A small town in Alaska hooks up solar power and a backup generator to keep the
Two villages in India use cow manure and solar energy to get electricity in their homes for the first time.
In Spokane, researchers study how to share solar energy back and forth across power lines throughout the Pacific Northwest.
Meanwhile, a clock is ticking. The threat of climate change hangs in the air like smoke from increasingly common wildfires or like the hot summer days that now linger too long into the fall.
“The million-dollar question is not how to add more wind and solar to the power grid,” says Anjan Bose, Regents Professor in Washington State University’s School of Electrical Engineering and Computer Science. “It’s how to make it run reliably and at the same time, try to bring up the resiliency, given the kinds of issues we’re facing with extreme weather and cybersecurity threats.”
It’s a daunting challenge for the world to move quickly to renewables and prevent the worst impacts of climate change.
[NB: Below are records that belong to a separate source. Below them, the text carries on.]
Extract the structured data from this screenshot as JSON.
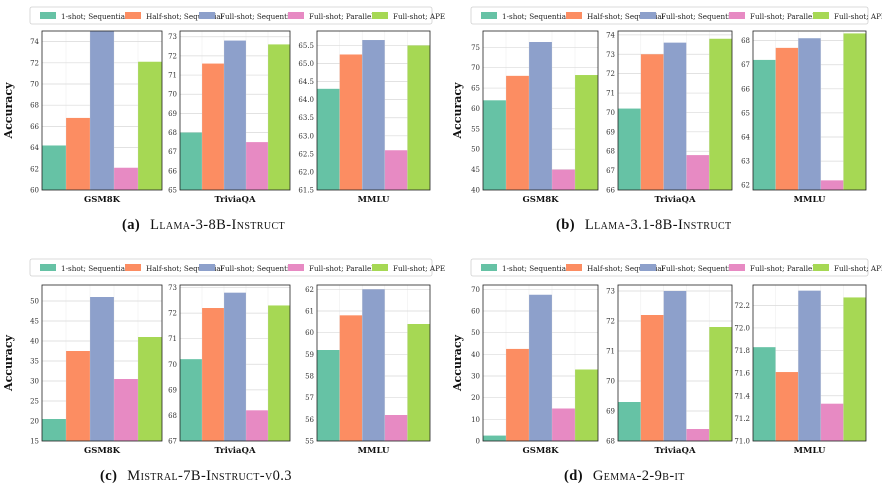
{
  "colors": {
    "series": [
      "#66c2a5",
      "#fc8d62",
      "#8da0cb",
      "#e78ac3",
      "#a6d854"
    ],
    "grid": "#d9d9d9",
    "axis": "#222222"
  },
  "chart_data": [
    {
      "type": "bar",
      "panel_label": "(a)",
      "caption": "Llama-3-8B-Instruct",
      "legend": [
        "1-shot; Sequential",
        "Half-shot; Sequential",
        "Full-shot; Sequential",
        "Full-shot; Parallel",
        "Full-shot; APE"
      ],
      "ylabel": "Accuracy",
      "subplots": [
        {
          "xlabel": "GSM8K",
          "ylim": [
            60,
            75
          ],
          "yticks": [
            "60",
            "62",
            "64",
            "66",
            "68",
            "70",
            "72",
            "74"
          ],
          "values": [
            64.2,
            66.8,
            75.0,
            62.1,
            72.1
          ]
        },
        {
          "xlabel": "TriviaQA",
          "ylim": [
            65,
            73.3
          ],
          "yticks": [
            "65",
            "66",
            "67",
            "68",
            "69",
            "70",
            "71",
            "72",
            "73"
          ],
          "values": [
            68.0,
            71.6,
            72.8,
            67.5,
            72.6
          ]
        },
        {
          "xlabel": "MMLU",
          "ylim": [
            61.5,
            65.9
          ],
          "yticks": [
            "61.5",
            "62.0",
            "62.5",
            "63.0",
            "63.5",
            "64.0",
            "64.5",
            "65.0",
            "65.5"
          ],
          "values": [
            64.3,
            65.25,
            65.65,
            62.6,
            65.5
          ]
        }
      ]
    },
    {
      "type": "bar",
      "panel_label": "(b)",
      "caption": "Llama-3.1-8B-Instruct",
      "legend": [
        "1-shot; Sequential",
        "Half-shot; Sequential",
        "Full-shot; Sequential",
        "Full-shot; Parallel",
        "Full-shot; APE"
      ],
      "ylabel": "Accuracy",
      "subplots": [
        {
          "xlabel": "GSM8K",
          "ylim": [
            40,
            79
          ],
          "yticks": [
            "40",
            "45",
            "50",
            "55",
            "60",
            "65",
            "70",
            "75"
          ],
          "values": [
            62.0,
            68.0,
            76.3,
            45.0,
            68.2
          ]
        },
        {
          "xlabel": "TriviaQA",
          "ylim": [
            66,
            74.2
          ],
          "yticks": [
            "66",
            "67",
            "68",
            "69",
            "70",
            "71",
            "72",
            "73",
            "74"
          ],
          "values": [
            70.2,
            73.0,
            73.6,
            67.8,
            73.8
          ]
        },
        {
          "xlabel": "MMLU",
          "ylim": [
            61.8,
            68.4
          ],
          "yticks": [
            "62",
            "63",
            "64",
            "65",
            "66",
            "67",
            "68"
          ],
          "values": [
            67.2,
            67.7,
            68.1,
            62.2,
            68.3
          ]
        }
      ]
    },
    {
      "type": "bar",
      "panel_label": "(c)",
      "caption": "Mistral-7B-Instruct-v0.3",
      "legend": [
        "1-shot; Sequential",
        "Half-shot; Sequential",
        "Full-shot; Sequential",
        "Full-shot; Parallel",
        "Full-shot; APE"
      ],
      "ylabel": "Accuracy",
      "subplots": [
        {
          "xlabel": "GSM8K",
          "ylim": [
            15,
            54
          ],
          "yticks": [
            "15",
            "20",
            "25",
            "30",
            "35",
            "40",
            "45",
            "50"
          ],
          "values": [
            20.5,
            37.5,
            51.0,
            30.5,
            41.0
          ]
        },
        {
          "xlabel": "TriviaQA",
          "ylim": [
            67,
            73.1
          ],
          "yticks": [
            "67",
            "68",
            "69",
            "70",
            "71",
            "72",
            "73"
          ],
          "values": [
            70.2,
            72.2,
            72.8,
            68.2,
            72.3
          ]
        },
        {
          "xlabel": "MMLU",
          "ylim": [
            55,
            62.2
          ],
          "yticks": [
            "55",
            "56",
            "57",
            "58",
            "59",
            "60",
            "61",
            "62"
          ],
          "values": [
            59.2,
            60.8,
            62.0,
            56.2,
            60.4
          ]
        }
      ]
    },
    {
      "type": "bar",
      "panel_label": "(d)",
      "caption": "Gemma-2-9b-it",
      "legend": [
        "1-shot; Sequential",
        "Half-shot; Sequential",
        "Full-shot; Sequential",
        "Full-shot; Parallel",
        "Full-shot; APE"
      ],
      "ylabel": "Accuracy",
      "subplots": [
        {
          "xlabel": "GSM8K",
          "ylim": [
            0,
            72
          ],
          "yticks": [
            "0",
            "10",
            "20",
            "30",
            "40",
            "50",
            "60",
            "70"
          ],
          "values": [
            2.5,
            42.5,
            67.5,
            15.0,
            33.0
          ]
        },
        {
          "xlabel": "TriviaQA",
          "ylim": [
            68,
            73.2
          ],
          "yticks": [
            "68",
            "69",
            "70",
            "71",
            "72",
            "73"
          ],
          "values": [
            69.3,
            72.2,
            73.0,
            68.4,
            71.8
          ]
        },
        {
          "xlabel": "MMLU",
          "ylim": [
            71.0,
            72.38
          ],
          "yticks": [
            "71.0",
            "71.2",
            "71.4",
            "71.6",
            "71.8",
            "72.0",
            "72.2"
          ],
          "values": [
            71.83,
            71.61,
            72.33,
            71.33,
            72.27
          ]
        }
      ]
    }
  ]
}
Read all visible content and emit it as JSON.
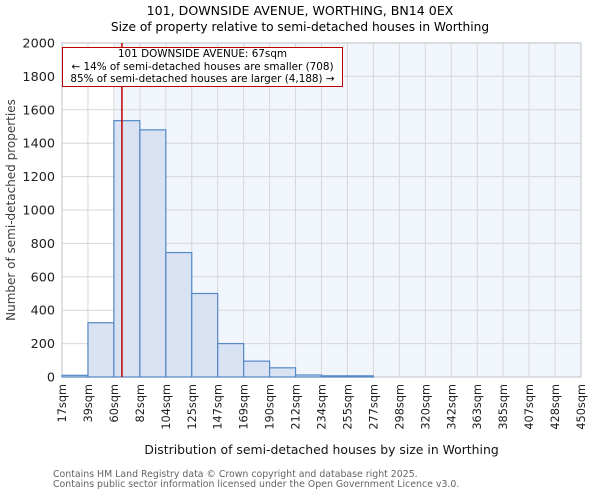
{
  "title": "101, DOWNSIDE AVENUE, WORTHING, BN14 0EX",
  "subtitle": "Size of property relative to semi-detached houses in Worthing",
  "annotation": {
    "line1": "101 DOWNSIDE AVENUE: 67sqm",
    "line2": "← 14% of semi-detached houses are smaller (708)",
    "line3": "85% of semi-detached houses are larger (4,188) →"
  },
  "chart_data": {
    "type": "bar",
    "title": "101, DOWNSIDE AVENUE, WORTHING, BN14 0EX",
    "subtitle": "Size of property relative to semi-detached houses in Worthing",
    "xlabel": "Distribution of semi-detached houses by size in Worthing",
    "ylabel": "Number of semi-detached properties",
    "bin_labels": [
      "17sqm",
      "39sqm",
      "60sqm",
      "82sqm",
      "104sqm",
      "125sqm",
      "147sqm",
      "169sqm",
      "190sqm",
      "212sqm",
      "234sqm",
      "255sqm",
      "277sqm",
      "298sqm",
      "320sqm",
      "342sqm",
      "363sqm",
      "385sqm",
      "407sqm",
      "428sqm",
      "450sqm"
    ],
    "bin_edges_sqm": [
      17,
      39,
      60,
      82,
      104,
      125,
      147,
      169,
      190,
      212,
      234,
      255,
      277,
      298,
      320,
      342,
      363,
      385,
      407,
      428,
      450
    ],
    "values": [
      10,
      325,
      1535,
      1480,
      745,
      500,
      200,
      95,
      55,
      12,
      7,
      7,
      0,
      0,
      0,
      0,
      0,
      0,
      0,
      0
    ],
    "ylim": [
      0,
      2000
    ],
    "ytick_step": 200,
    "grid": true,
    "legend": false,
    "property_line_sqm": 67,
    "shaded_region_from_sqm": 60
  },
  "footer": {
    "line1": "Contains HM Land Registry data © Crown copyright and database right 2025.",
    "line2": "Contains public sector information licensed under the Open Government Licence v3.0."
  },
  "colors": {
    "bar_fill": "#d8e2f3",
    "bar_edge": "#5588c7",
    "marker_line": "#bf0000",
    "annotation_border": "#bf0000",
    "shaded_region": "#f1f5fc",
    "grid": "#d7d7d7",
    "plot_border": "#c6cad2",
    "tick_text": "#202020",
    "background": "#ffffff"
  }
}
The way we get energy is changing rapidly and dramatically, and the road to decarbonization runs straight through eastern Washington.
“Eastern Washington is really a ‘power’ power,” says Noel Schulz, Edmund O. Schweitzer III Chair in Power Apparatus and Systems and codirector of the WSU and Pacific Northwest National Laboratory (PNNL) Advanced Grid Institute. “As you look at PNNL, WSU, Avista, Schweitzer Engineering Labs, and Itron, we really have a lot of innovation coming out and working on solutions on the next grid.”
Sectors such as transportation and power generation will need to decarbonize, which means moving to sustainable energy such as hydropower, wind, solar, and perhaps tidal energy later. Nuclear energy also doesn’t emit greenhouse gases.
“The common thread between all of these energy sources is the power grid,” says Mani Venkatasubramanian, Boeing Distinguished Professor in the School of Electrical Engineering and Computer Science and director of WSU’s Energy Systems Innovation Center (ESIC). He also holds a joint PNNL appointment. “The key is how can we support the entirety of energy consumption by harnessing it to the power grid. The biggest engineering challenge is to do this without sacrificing the reliability and affordability that the customers are used to.”
Unlike a coal-fired power plant, sustainable energy is largely distributed—such as solar panels on rooftop after rooftop. Solar and wind power also famously work when the sun is shining and the wind is blowing. They can’t be easily stored. Meanwhile, as power grid operators have to change the way they’ve always done business, climate change and serious events like extreme heat, flooding, and wildfires are creating more demand and causing more interruptions for the grid. Utilities now have engineers on staff to specifically plan for extreme events.
“As we are going through the transition, we have to, in fact, improve our system,” says Venkatasubramanian.
Looking at the power grid’s “edge,” like small solar panels on a home, may provide new opportunities for energy storage, says Anamika Dubey, Huie-Rogers Endowed Chair in the School of Electrical Engineering and Computer Science. Dubey, who holds a joint appointment with PNNL, and her colleagues have been looking into how to leverage assets at the distribution level, such as rooftop solar panels or electric car batteries, as storage to improve flexibility.
“One of the main challenges is that when we get to the grid edge, the scale of the problem is too large—we’re actually looking into tens of millions of devices,” she says. “If you’re trying to aggregate them and provide their flexibility or support for the bulk grid, how do we develop models that are helpful enough for us to inform the decision-making process?”
Microgrids are also an increasingly popular possible solution for energy challenges. Microgrids are self-contained grids with a local energy source that can be connected to the larger grid but can also function independently. Through a partnership with India, WSU researchers are working with two villages there to develop and test microgrids.
“Renewables are a challenge, but they can also provide an opportunity in rural electrification—places where there are no power lines and transmission, where we can use local resources,” says Schulz.
While the researchers look toward making better use of the renewables, they’re also keeping an eye on better managing the traditional bulk power grid. Venkatasubramanian’s group, for instance, has developed a software tool to monitor oscillations and the health of the power grid in real time that can notify grid operators when instability is occurring. The software tool was recently licensed by France’s grid operator and helped to quickly and seamlessly transition Ukraine from Russia to the European power grid last winter.
“The technology is helping with such uncertainties, and that’s the kind of technology that we need a lot more of in the future,” he says. “As we have these renewables more and more in the system, we need to be able to operate on the go.”
The solutions are available now; perhaps they are not the most elegant, but they can be done, says Bose.
“The question is not really about technology. It’s a question of actual deployment and whether we can deploy within the time frame that has been laid out. That’s the real question, and that’s not dependent on either universities or even the federal government,” he says.
So how confident are the researchers that society can incorporate renewables into the power grid to prevent the worst effects of climate change?
“One hundred percent,” says Venkatasubramanian. “Because that’s what engineers do. When we have challenges, we find solutions.”